Risultato: l’industria del latte in polvere frutta ogni anno 44 miliardi di euro. Oltre a ciò, spesso emergono gravi conflitti di interesse tra le aziende e gli esperti che fanno parte di varie società scientifiche vere o supposte tali, e in realtà coperture di agenzie di marketing delle stesse aziende. Infine, molte di queste ultime affermano di aderire al codice solo perché non fanno pubblicità per i latti rivolti alle prime settimane di vita, ma ne fanno per tutti gli altri.

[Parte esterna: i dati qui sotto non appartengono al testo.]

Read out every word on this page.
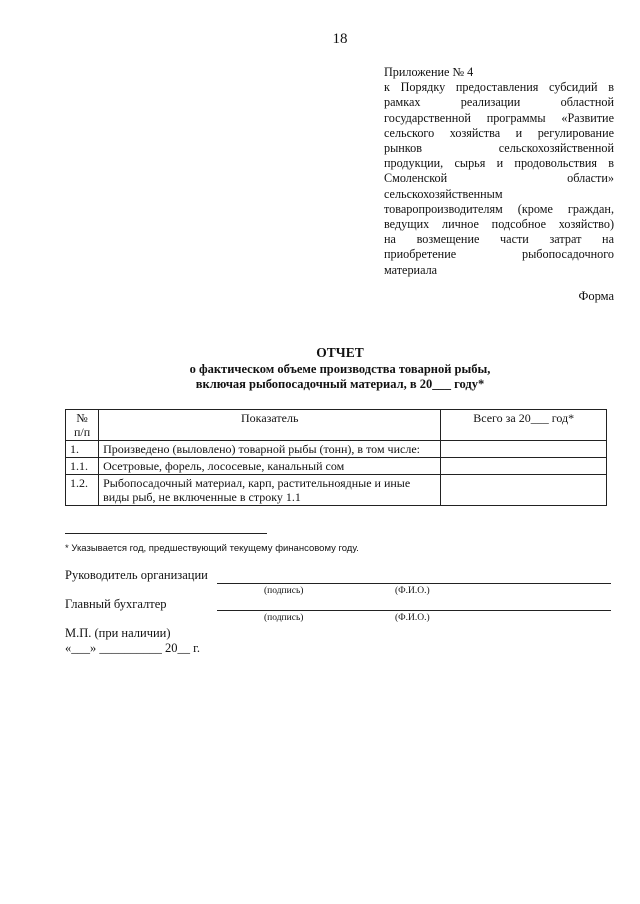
18
Приложение № 4
к Порядку предоставления субсидий в
рамках реализации областной
государственной программы «Развитие
сельского хозяйства и регулирование
рынков сельскохозяйственной
продукции, сырья и продовольствия в
Смоленской области»
сельскохозяйственным
товаропроизводителям (кроме граждан,
ведущих личное подсобное хозяйство)
на возмещение части затрат на
приобретение рыбопосадочного
материала
Форма
ОТЧЕТ
о фактическом объеме производства товарной рыбы,
включая рыбопосадочный материал, в 20___ году*
№ п/п	Показатель	Всего за 20___ год*
1.	Произведено (выловлено) товарной рыбы (тонн), в том числе:	
1.1.	Осетровые, форель, лососевые, канальный сом	
1.2.	Рыбопосадочный материал, карп, растительноядные и иные виды рыб, не включенные в строку 1.1	
* Указывается год, предшествующий текущему финансовому году.
Руководитель организации
(подпись)	(Ф.И.О.)
Главный бухгалтер
(подпись)	(Ф.И.О.)
М.П. (при наличии)
«___» __________ 20__ г.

Il British Medical Journal, giornale per medici (ma letto anche da moltissime altre persone e dai giornalisti scientifici di tutto il mondo), ribadisce che il latte in polvere può avere un ruolo importante, e che la sua non è una guerra contro il prodotto in sé. Piuttosto, lo è contro la pubblicità, che impedisce un aumento delle percentuali molto basse di donne che allattano al seno in maniera esclusiva fino ai sei mesi, e poi unitamente ai primi pasti fino oltre i due anni del figlio, come consigliato. Le cause sono anche altre – precisa il giornale – ma di certo la pubblicità ha una grande responsabilità. E per questo è ora di dire basta. Anche se ciò significa rinunciare a introiti pubblicitari pari a 350.000 euro nel prossimo anno.